Brief finds fault with radical "portfolio approach" to school reform

Contact: Kenneth Saltman – (773) 325-4689; KSALTMAN@depaul.edu

EAST LANSING, Mi., (June 2, 2010) –A new reform approach, whereby school district leaders compile and run a "portfolio" of independently operated schools, is being used in New York, Chicago, New Orleans, and Washington D.C., and it is being considered by other districts. Yet little or no evidence supports the expansion of such radical experimentation, a new Policy Brief reports.

The brief, written by professor Kenneth Saltman of DePaul University in Chicago was funded by the Great Lakes Center for Education Research and Practice.

The portfolio approach has unclear advantages, no proof of past success, and known high costs, according to Saltman. Yet it's been promoted by some education reform theorists as a vital and necessary solution to the problems especially of urban public education, and the Obama administration has signaled its support.

Explaining the concept, Saltman writes: "The district superintendent is imagined as a stock investor who has a portfolio of investments (schools)." These schools are run by different contractors, generally as charter schools. The superintendent "holds the investments that 'perform' (in terms of student achievement) and ends the contracts for (sells) those investments that 'don't perform.'"

Accordingly, Saltman continues, "the portfolio concept puts into place what has been increasingly discussed in educational policy literature as market-based 'creative destruction' or ‘churn.'" 

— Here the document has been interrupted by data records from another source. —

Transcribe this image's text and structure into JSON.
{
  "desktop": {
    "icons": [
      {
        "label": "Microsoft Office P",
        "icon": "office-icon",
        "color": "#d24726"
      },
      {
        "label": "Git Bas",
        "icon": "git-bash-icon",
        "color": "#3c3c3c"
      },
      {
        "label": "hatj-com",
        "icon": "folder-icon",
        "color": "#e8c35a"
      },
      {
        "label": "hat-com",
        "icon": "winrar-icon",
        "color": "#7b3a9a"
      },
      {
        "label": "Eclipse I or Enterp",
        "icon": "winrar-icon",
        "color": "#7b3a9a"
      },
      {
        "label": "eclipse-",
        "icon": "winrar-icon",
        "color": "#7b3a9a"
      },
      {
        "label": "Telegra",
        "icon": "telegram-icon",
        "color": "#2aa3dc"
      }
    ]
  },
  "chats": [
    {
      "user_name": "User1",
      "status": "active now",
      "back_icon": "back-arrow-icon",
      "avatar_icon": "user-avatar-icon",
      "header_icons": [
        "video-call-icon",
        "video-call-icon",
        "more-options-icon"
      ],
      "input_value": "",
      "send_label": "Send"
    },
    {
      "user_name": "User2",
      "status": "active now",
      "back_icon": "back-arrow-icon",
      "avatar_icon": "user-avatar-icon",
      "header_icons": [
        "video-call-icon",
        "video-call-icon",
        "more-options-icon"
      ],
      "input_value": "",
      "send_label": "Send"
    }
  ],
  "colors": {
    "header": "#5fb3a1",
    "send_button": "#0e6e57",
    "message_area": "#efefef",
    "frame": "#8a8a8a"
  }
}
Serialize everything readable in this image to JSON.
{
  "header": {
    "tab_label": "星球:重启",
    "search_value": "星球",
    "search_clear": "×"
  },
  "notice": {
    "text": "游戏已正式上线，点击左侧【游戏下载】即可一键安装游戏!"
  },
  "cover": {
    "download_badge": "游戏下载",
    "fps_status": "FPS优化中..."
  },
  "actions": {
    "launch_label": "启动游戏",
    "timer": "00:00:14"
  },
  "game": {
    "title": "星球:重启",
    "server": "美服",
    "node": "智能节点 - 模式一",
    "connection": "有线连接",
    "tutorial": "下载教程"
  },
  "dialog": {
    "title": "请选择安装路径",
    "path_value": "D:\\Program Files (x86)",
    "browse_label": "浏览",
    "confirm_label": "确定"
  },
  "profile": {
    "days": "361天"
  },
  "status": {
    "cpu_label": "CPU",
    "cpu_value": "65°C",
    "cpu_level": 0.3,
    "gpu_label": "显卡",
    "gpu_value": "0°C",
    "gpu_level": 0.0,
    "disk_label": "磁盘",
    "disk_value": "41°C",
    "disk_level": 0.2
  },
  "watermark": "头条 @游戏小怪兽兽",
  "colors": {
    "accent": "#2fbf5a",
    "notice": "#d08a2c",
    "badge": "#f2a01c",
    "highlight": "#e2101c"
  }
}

It's an idea that appeals to those who see market principles as useful to adopt within public schools. But Saltman's brief contends that the reform's advocates employ a double standard: they insist that test-based accountability measures show city schools have "failed," and yet they want the portfolio approach to move forward without being subjected to comparable scrutiny. "No expectation exists for the development of analytic tools capable of measuring the portfolio approach's effect on achievement, its central promise. This situation presents administrators and legislators with the difficult task of justifying ‘reform' with no supporting achievement evidence and no foreseeable possibility of such evidence."

And indeed, Saltman writes, there simply is no evidence to support the idea. Moreover, elements of the model, such as charter schools, have been found to be ineffective in raising achievement.

In sum, the portfolio district approach looks like a recipe for high risk and no clear reward. To date, there is little evidence to either support or reject it. Instead, Saltman recommends that policymakers considering the reform not do so without closely questioning its rationale, costs, potential unintended consequences, and likely resulting social conflicts.